Elizabeth and Edmund had:
- Roger Mortimer, 2nd Earl of March (11 November 1328 Ludlow Castle- 26 February 1360), married Philippa Montagu, daughter of William Montagu, 1st Earl of Salisbury and Catherine Grandison, by whom he had issue, including Edmund Mortimer, 3rd Earl of March).
- John Mortimer (died young)

Elizabeth's father-in-law, the Earl of Mortimer was hanged in November 1330 for having assumed royal power, along with other crimes. His estates were forfeited to the Crown, therefore Elizabeth's husband did not succeed to the earldom and died a year later. Elizabeth's dower included the estates of Maelienydd and Comot Deuddwr in the Welsh Marches.

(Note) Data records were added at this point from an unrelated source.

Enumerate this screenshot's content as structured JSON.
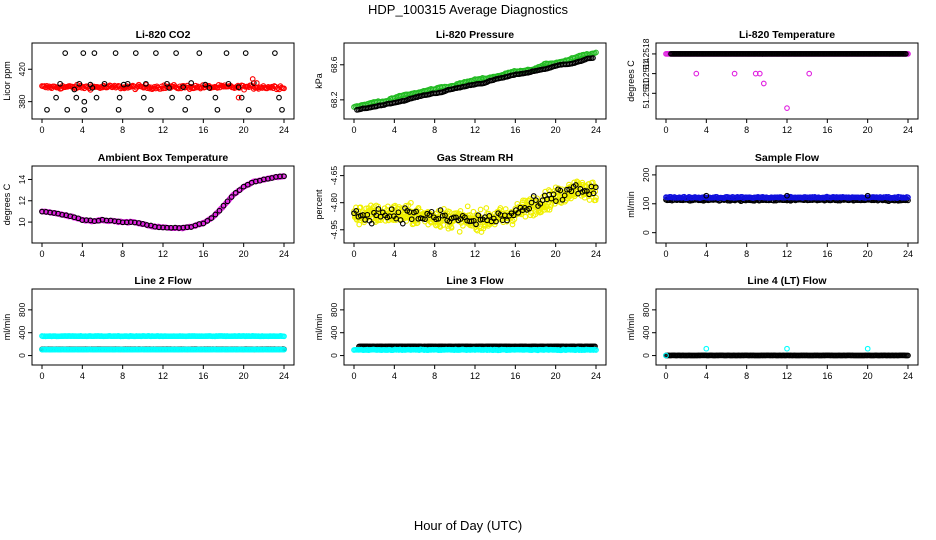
{
  "figure": {
    "title": "HDP_100315  Average Diagnostics",
    "xlabel": "Hour of Day (UTC)"
  },
  "colors": {
    "black": "#000000",
    "red": "#ff0000",
    "green": "#22bb22",
    "magenta": "#e020e0",
    "yellow": "#f0f000",
    "blue": "#1010dd",
    "cyan": "#00ffff"
  },
  "chart_data": [
    {
      "type": "scatter",
      "title": "Li-820 CO2",
      "ylabel": "Licor ppm",
      "xlim": [
        0,
        24
      ],
      "ylim": [
        366,
        445
      ],
      "xticks": [
        "0",
        "4",
        "8",
        "12",
        "16",
        "20",
        "24"
      ],
      "yticks": [
        "380",
        "420"
      ],
      "series": [
        {
          "color": "red",
          "model": "band",
          "params": [
            0,
            24,
            398,
            2.5
          ]
        },
        {
          "color": "black",
          "model": "pairs",
          "points": [
            [
              0.5,
              370
            ],
            [
              1.4,
              385
            ],
            [
              1.8,
              402
            ],
            [
              2.3,
              440
            ],
            [
              2.5,
              370
            ],
            [
              3.2,
              395
            ],
            [
              3.4,
              385
            ],
            [
              3.7,
              402
            ],
            [
              4.1,
              440
            ],
            [
              4.2,
              370
            ],
            [
              4.8,
              401
            ],
            [
              5.0,
              397
            ],
            [
              5.2,
              440
            ],
            [
              5.4,
              385
            ],
            [
              6.2,
              402
            ],
            [
              7.3,
              440
            ],
            [
              7.6,
              370
            ],
            [
              7.7,
              385
            ],
            [
              8.1,
              401
            ],
            [
              8.5,
              402
            ],
            [
              9.3,
              440
            ],
            [
              10.1,
              385
            ],
            [
              10.3,
              402
            ],
            [
              10.8,
              370
            ],
            [
              11.3,
              440
            ],
            [
              12.4,
              402
            ],
            [
              12.6,
              397
            ],
            [
              12.9,
              385
            ],
            [
              13.3,
              440
            ],
            [
              14.2,
              370
            ],
            [
              14.5,
              385
            ],
            [
              14.8,
              403
            ],
            [
              15.6,
              440
            ],
            [
              16.2,
              401
            ],
            [
              16.6,
              397
            ],
            [
              17.2,
              385
            ],
            [
              17.4,
              370
            ],
            [
              18.3,
              440
            ],
            [
              18.5,
              402
            ],
            [
              19.5,
              398
            ],
            [
              19.8,
              385
            ],
            [
              20.2,
              440
            ],
            [
              20.5,
              370
            ],
            [
              21.0,
              403
            ],
            [
              23.1,
              440
            ],
            [
              23.5,
              385
            ],
            [
              23.8,
              370
            ],
            [
              4.2,
              380
            ],
            [
              14.0,
              398
            ]
          ]
        },
        {
          "color": "red",
          "model": "pairs",
          "points": [
            [
              20.9,
              408
            ],
            [
              21.3,
              403
            ],
            [
              19.5,
              385
            ]
          ]
        }
      ]
    },
    {
      "type": "scatter",
      "title": "Li-820 Pressure",
      "ylabel": "kPa",
      "xlim": [
        0,
        24
      ],
      "ylim": [
        68.05,
        68.78
      ],
      "xticks": [
        "0",
        "4",
        "8",
        "12",
        "16",
        "20",
        "24"
      ],
      "yticks": [
        "68.2",
        "68.6"
      ],
      "series": [
        {
          "color": "green",
          "model": "walk",
          "params": [
            0,
            24,
            68.12,
            68.73,
            0.035
          ]
        },
        {
          "color": "black",
          "model": "walk",
          "params": [
            0.3,
            23.8,
            68.08,
            68.68,
            0.02
          ]
        }
      ]
    },
    {
      "type": "scatter",
      "title": "Li-820 Temperature",
      "ylabel": "degrees C",
      "xlim": [
        0,
        24
      ],
      "ylim": [
        51.2506,
        51.2519
      ],
      "xticks": [
        "0",
        "4",
        "8",
        "12",
        "16",
        "20",
        "24"
      ],
      "yticks": [
        "51.2510",
        "51.2514",
        "51.2518"
      ],
      "series": [
        {
          "color": "magenta",
          "model": "band",
          "params": [
            0,
            24,
            51.2518,
            0.0
          ]
        },
        {
          "color": "black",
          "model": "band",
          "params": [
            0.5,
            23.8,
            51.2518,
            0.0
          ]
        },
        {
          "color": "magenta",
          "model": "pairs",
          "points": [
            [
              3.0,
              51.2514
            ],
            [
              6.8,
              51.2514
            ],
            [
              8.9,
              51.2514
            ],
            [
              9.3,
              51.2514
            ],
            [
              9.7,
              51.2512
            ],
            [
              12.0,
              51.2507
            ],
            [
              14.2,
              51.2514
            ]
          ]
        }
      ]
    },
    {
      "type": "scatter",
      "title": "Ambient Box Temperature",
      "ylabel": "degrees C",
      "xlim": [
        0,
        24
      ],
      "ylim": [
        8.6,
        14.7
      ],
      "xticks": [
        "0",
        "4",
        "8",
        "12",
        "16",
        "20",
        "24"
      ],
      "yticks": [
        "10",
        "12",
        "14"
      ],
      "series": [
        {
          "color": "magenta",
          "model": "curve",
          "knots": [
            [
              0,
              11.0
            ],
            [
              1,
              10.9
            ],
            [
              2,
              10.7
            ],
            [
              3,
              10.5
            ],
            [
              4,
              10.2
            ],
            [
              5,
              10.1
            ],
            [
              6,
              10.2
            ],
            [
              7,
              10.1
            ],
            [
              8,
              10.0
            ],
            [
              9,
              10.0
            ],
            [
              10,
              9.8
            ],
            [
              11,
              9.6
            ],
            [
              12,
              9.5
            ],
            [
              13,
              9.45
            ],
            [
              14,
              9.45
            ],
            [
              15,
              9.6
            ],
            [
              16,
              9.9
            ],
            [
              17,
              10.5
            ],
            [
              18,
              11.5
            ],
            [
              19,
              12.6
            ],
            [
              20,
              13.3
            ],
            [
              21,
              13.8
            ],
            [
              22,
              14.0
            ],
            [
              23,
              14.2
            ],
            [
              24,
              14.3
            ]
          ],
          "step": 0.12
        },
        {
          "color": "black",
          "model": "curve",
          "knots": [
            [
              0,
              11.0
            ],
            [
              1,
              10.9
            ],
            [
              2,
              10.7
            ],
            [
              3,
              10.5
            ],
            [
              4,
              10.2
            ],
            [
              5,
              10.1
            ],
            [
              6,
              10.2
            ],
            [
              7,
              10.1
            ],
            [
              8,
              10.0
            ],
            [
              9,
              10.0
            ],
            [
              10,
              9.8
            ],
            [
              11,
              9.6
            ],
            [
              12,
              9.5
            ],
            [
              13,
              9.45
            ],
            [
              14,
              9.45
            ],
            [
              15,
              9.6
            ],
            [
              16,
              9.9
            ],
            [
              17,
              10.5
            ],
            [
              18,
              11.5
            ],
            [
              19,
              12.6
            ],
            [
              20,
              13.3
            ],
            [
              21,
              13.8
            ],
            [
              22,
              14.0
            ],
            [
              23,
              14.2
            ],
            [
              24,
              14.3
            ]
          ],
          "step": 0.4
        }
      ]
    },
    {
      "type": "scatter",
      "title": "Gas Stream RH",
      "ylabel": "percent",
      "xlim": [
        0,
        24
      ],
      "ylim": [
        -4.99,
        -4.63
      ],
      "xticks": [
        "0",
        "4",
        "8",
        "12",
        "16",
        "20",
        "24"
      ],
      "yticks": [
        "-4.95",
        "-4.80",
        "-4.65"
      ],
      "series": [
        {
          "color": "yellow",
          "model": "noisy",
          "knots": [
            [
              0,
              -4.87
            ],
            [
              4,
              -4.86
            ],
            [
              8,
              -4.88
            ],
            [
              12,
              -4.9
            ],
            [
              15,
              -4.88
            ],
            [
              18,
              -4.81
            ],
            [
              20,
              -4.77
            ],
            [
              22,
              -4.72
            ],
            [
              24,
              -4.74
            ]
          ],
          "params": [
            0.05,
            0.04
          ]
        },
        {
          "color": "black",
          "model": "noisy",
          "knots": [
            [
              0,
              -4.87
            ],
            [
              4,
              -4.86
            ],
            [
              8,
              -4.88
            ],
            [
              12,
              -4.9
            ],
            [
              15,
              -4.88
            ],
            [
              18,
              -4.81
            ],
            [
              20,
              -4.77
            ],
            [
              22,
              -4.72
            ],
            [
              24,
              -4.74
            ]
          ],
          "params": [
            0.04,
            0.22
          ]
        }
      ]
    },
    {
      "type": "scatter",
      "title": "Sample Flow",
      "ylabel": "ml/min",
      "xlim": [
        0,
        24
      ],
      "ylim": [
        -15,
        210
      ],
      "xticks": [
        "0",
        "4",
        "8",
        "12",
        "16",
        "20",
        "24"
      ],
      "yticks": [
        "0",
        "100",
        "200"
      ],
      "series": [
        {
          "color": "black",
          "model": "band",
          "params": [
            0,
            24,
            113,
            3
          ]
        },
        {
          "color": "blue",
          "model": "band",
          "params": [
            0,
            24,
            122,
            2.5
          ]
        },
        {
          "color": "black",
          "model": "pairs",
          "points": [
            [
              4.0,
              128
            ],
            [
              12.0,
              128
            ],
            [
              20.0,
              128
            ]
          ]
        }
      ]
    },
    {
      "type": "scatter",
      "title": "Line 2 Flow",
      "ylabel": "ml/min",
      "xlim": [
        0,
        24
      ],
      "ylim": [
        -60,
        1060
      ],
      "xticks": [
        "0",
        "4",
        "8",
        "12",
        "16",
        "20",
        "24"
      ],
      "yticks": [
        "0",
        "400",
        "800"
      ],
      "series": [
        {
          "color": "cyan",
          "model": "band",
          "params": [
            0,
            24,
            340,
            4
          ]
        },
        {
          "color": "black",
          "model": "band",
          "params": [
            0,
            24,
            110,
            2
          ]
        },
        {
          "color": "cyan",
          "model": "band",
          "params": [
            0,
            24,
            105,
            1
          ]
        }
      ]
    },
    {
      "type": "scatter",
      "title": "Line 3 Flow",
      "ylabel": "ml/min",
      "xlim": [
        0,
        24
      ],
      "ylim": [
        -60,
        1060
      ],
      "xticks": [
        "0",
        "4",
        "8",
        "12",
        "16",
        "20",
        "24"
      ],
      "yticks": [
        "0",
        "400",
        "800"
      ],
      "series": [
        {
          "color": "black",
          "model": "band",
          "params": [
            0.5,
            24,
            160,
            2
          ]
        },
        {
          "color": "cyan",
          "model": "band",
          "params": [
            0,
            24,
            100,
            6
          ]
        }
      ]
    },
    {
      "type": "scatter",
      "title": "Line 4 (LT) Flow",
      "ylabel": "ml/min",
      "xlim": [
        0,
        24
      ],
      "ylim": [
        -60,
        1060
      ],
      "xticks": [
        "0",
        "4",
        "8",
        "12",
        "16",
        "20",
        "24"
      ],
      "yticks": [
        "0",
        "400",
        "800"
      ],
      "series": [
        {
          "color": "black",
          "model": "band",
          "params": [
            0,
            24,
            2,
            1
          ]
        },
        {
          "color": "cyan",
          "model": "pairs",
          "points": [
            [
              0.0,
              2
            ],
            [
              4.0,
              120
            ],
            [
              12.0,
              120
            ],
            [
              20.0,
              120
            ]
          ]
        }
      ]
    }
  ]
}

In 1335, Elizabeth married secondly William de Bohun, 1st Earl of Northampton (1312–1360), fifth son of Humphrey de Bohun, 4th Earl of Hereford and Elizabeth of Rhuddlan. Their marriage was arranged to end the mutual hostility which had existed between the Bohun and Mortimer families.

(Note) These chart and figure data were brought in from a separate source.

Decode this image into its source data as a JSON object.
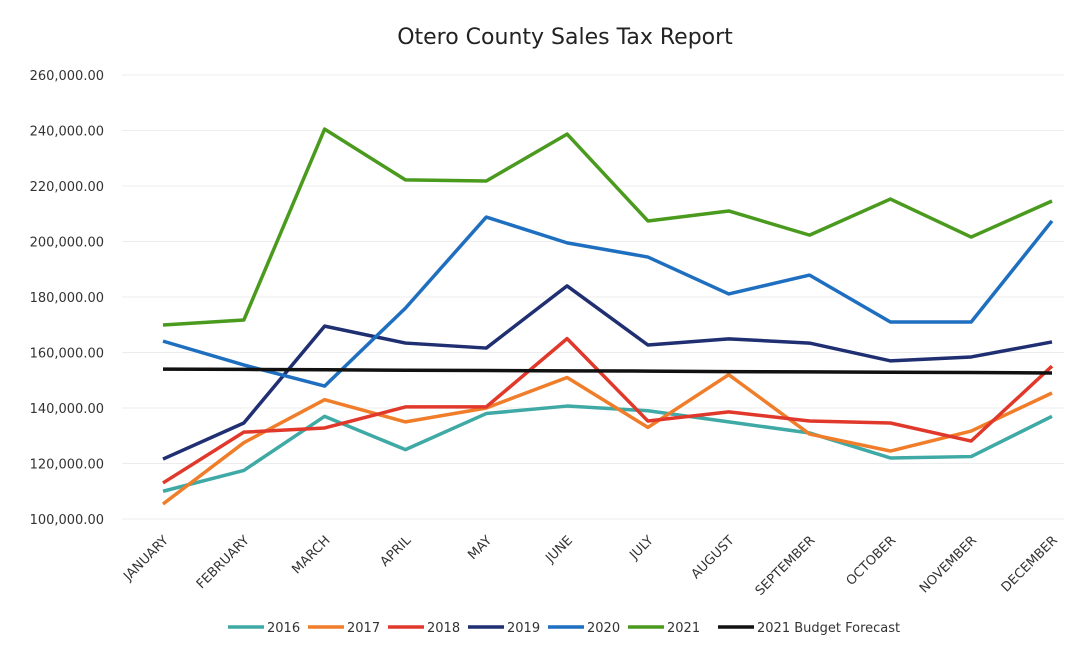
{
  "chart_data": {
    "type": "line",
    "title": "Otero County Sales Tax Report",
    "categories": [
      "JANUARY",
      "FEBRUARY",
      "MARCH",
      "APRIL",
      "MAY",
      "JUNE",
      "JULY",
      "AUGUST",
      "SEPTEMBER",
      "OCTOBER",
      "NOVEMBER",
      "DECEMBER"
    ],
    "ylim": [
      100000,
      260000
    ],
    "yticks": [
      {
        "value": 100000,
        "label": "100,000.00"
      },
      {
        "value": 120000,
        "label": "120,000.00"
      },
      {
        "value": 140000,
        "label": "140,000.00"
      },
      {
        "value": 160000,
        "label": "160,000.00"
      },
      {
        "value": 180000,
        "label": "180,000.00"
      },
      {
        "value": 200000,
        "label": "200,000.00"
      },
      {
        "value": 220000,
        "label": "220,000.00"
      },
      {
        "value": 240000,
        "label": "240,000.00"
      },
      {
        "value": 260000,
        "label": "260,000.00"
      }
    ],
    "grid": true,
    "legend": "bottom",
    "series": [
      {
        "name": "2016",
        "color": "#3fa9a5",
        "values": [
          110000,
          117500,
          137000,
          125000,
          138000,
          140700,
          139000,
          135000,
          131000,
          122000,
          122500,
          137000
        ]
      },
      {
        "name": "2017",
        "color": "#f07d2a",
        "values": [
          105400,
          127500,
          143000,
          135000,
          140000,
          151000,
          133000,
          152000,
          130600,
          124500,
          131700,
          145400
        ]
      },
      {
        "name": "2018",
        "color": "#e0392b",
        "values": [
          113000,
          131300,
          132800,
          140400,
          140400,
          165000,
          135300,
          138600,
          135300,
          134600,
          128100,
          155100
        ]
      },
      {
        "name": "2019",
        "color": "#1f2f72",
        "values": [
          121600,
          134600,
          169500,
          163400,
          161600,
          184000,
          162700,
          164900,
          163400,
          157000,
          158400,
          163800
        ]
      },
      {
        "name": "2020",
        "color": "#1f6fc0",
        "values": [
          164100,
          155500,
          147900,
          176000,
          208800,
          199500,
          194400,
          181100,
          187900,
          171000,
          171000,
          207400
        ]
      },
      {
        "name": "2021",
        "color": "#4a9a1e",
        "values": [
          169900,
          171700,
          240500,
          222200,
          221800,
          238700,
          207400,
          211000,
          202300,
          215300,
          201600,
          214600
        ]
      },
      {
        "name": "2021 Budget Forecast",
        "color": "#111111",
        "values": [
          154000,
          153900,
          153800,
          153600,
          153500,
          153400,
          153300,
          153100,
          153000,
          152900,
          152800,
          152600
        ]
      }
    ]
  }
}
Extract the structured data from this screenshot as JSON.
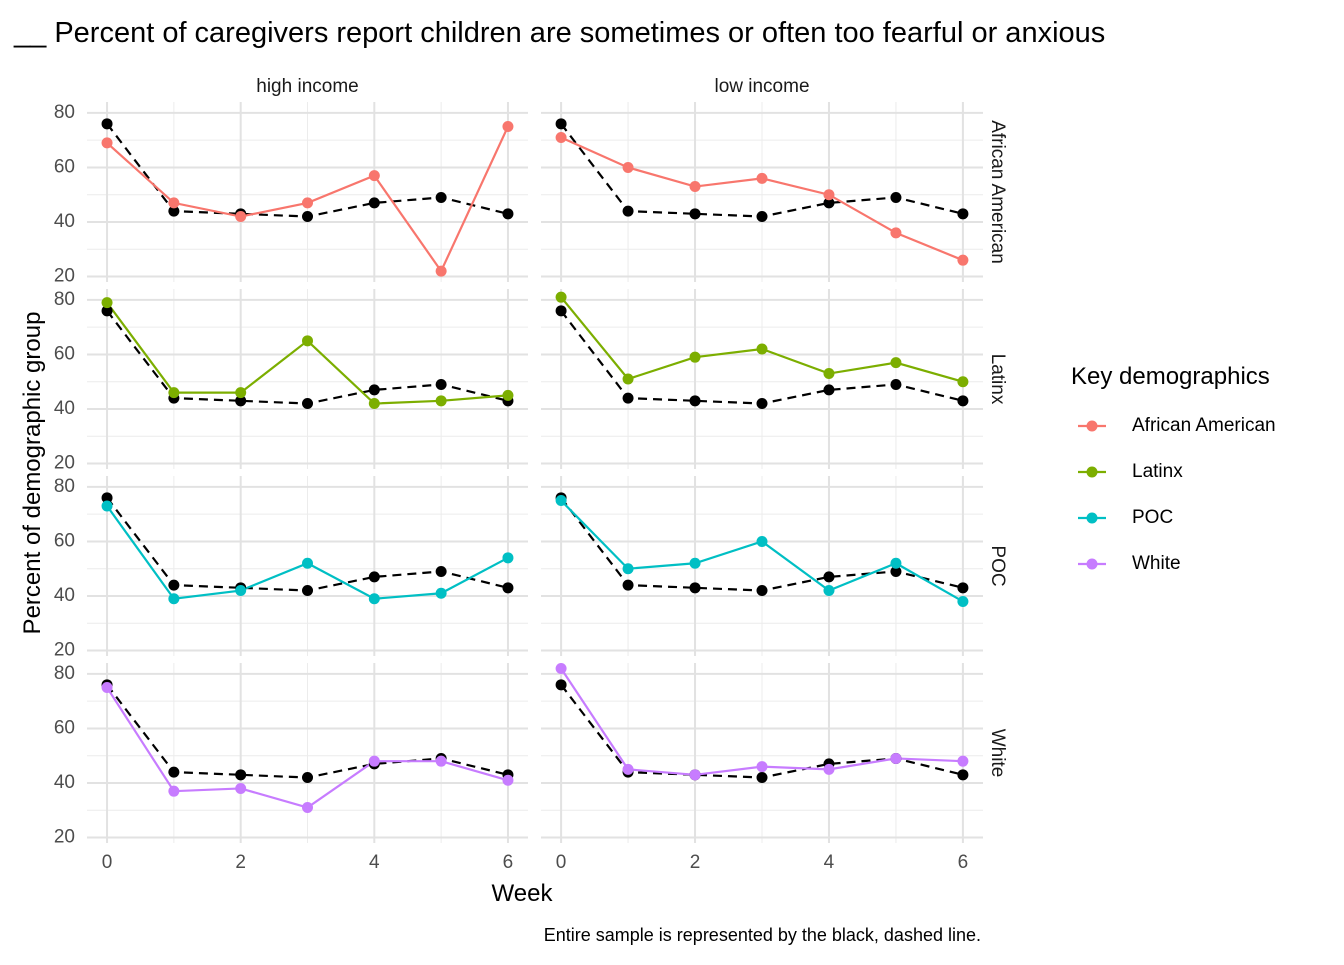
{
  "chart_data": {
    "type": "line",
    "title": "__ Percent of caregivers report children are sometimes or often too fearful or anxious",
    "xlabel": "Week",
    "ylabel": "Percent of demographic group",
    "caption": "Entire sample is represented by the black, dashed line.",
    "facet_columns": [
      "high income",
      "low income"
    ],
    "facet_rows": [
      "African American",
      "Latinx",
      "POC",
      "White"
    ],
    "x": [
      0,
      1,
      2,
      3,
      4,
      5,
      6
    ],
    "x_ticks": [
      "0",
      "2",
      "4",
      "6"
    ],
    "y_ticks": [
      "20",
      "40",
      "60",
      "80"
    ],
    "xlim": [
      -0.3,
      6.3
    ],
    "ylim": [
      18,
      84
    ],
    "grid": true,
    "legend": {
      "title": "Key demographics",
      "position": "right",
      "items": [
        "African American",
        "Latinx",
        "POC",
        "White"
      ]
    },
    "colors": {
      "African American": "#F8766D",
      "Latinx": "#7CAE00",
      "POC": "#00BFC4",
      "White": "#C77CFF",
      "Entire sample": "#000000"
    },
    "reference_series": {
      "high income": [
        76,
        44,
        43,
        42,
        47,
        49,
        43
      ],
      "low income": [
        76,
        44,
        43,
        42,
        47,
        49,
        43
      ]
    },
    "panels": [
      {
        "row": "African American",
        "col": "high income",
        "values": [
          69,
          47,
          42,
          47,
          57,
          22,
          75
        ]
      },
      {
        "row": "African American",
        "col": "low income",
        "values": [
          71,
          60,
          53,
          56,
          50,
          36,
          26
        ]
      },
      {
        "row": "Latinx",
        "col": "high income",
        "values": [
          79,
          46,
          46,
          65,
          42,
          43,
          45
        ]
      },
      {
        "row": "Latinx",
        "col": "low income",
        "values": [
          81,
          51,
          59,
          62,
          53,
          57,
          50
        ]
      },
      {
        "row": "POC",
        "col": "high income",
        "values": [
          73,
          39,
          42,
          52,
          39,
          41,
          54
        ]
      },
      {
        "row": "POC",
        "col": "low income",
        "values": [
          75,
          50,
          52,
          60,
          42,
          52,
          38
        ]
      },
      {
        "row": "White",
        "col": "high income",
        "values": [
          75,
          37,
          38,
          31,
          48,
          48,
          41
        ]
      },
      {
        "row": "White",
        "col": "low income",
        "values": [
          82,
          45,
          43,
          46,
          45,
          49,
          48
        ]
      }
    ]
  }
}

Elizabeth and William had:
- Humphrey de Bohun, 7th Earl of Hereford 6th Earl of Essex, 2nd Earl of Northampton (24 March 1342 – 16 January 1373), after 9 September 1359, married Joan Fitzalan, Countess of Hereford, by whom he had two daughters, Eleanor de Bohun, Duchess of Gloucester, and Mary de Bohun, wife of Henry of Bolingbroke (who later reigned as King Henry IV).
- Elizabeth de Bohun (c.1350- 3 April 1385), on 28 September 1359, married Richard Fitzalan, 11th Earl of Arundel, by whom she had seven children including Thomas Fitzalan, 12th Earl of Arundel, Elizabeth FitzAlan, and Joan FitzAlan, Baroness Bergavenny.

==Death==
Elizabeth de Badlesmere died on 8 June 1356. She was buried in Black Friars Priory, London. Her will, dated 31 May 1356, requested burial at the priory.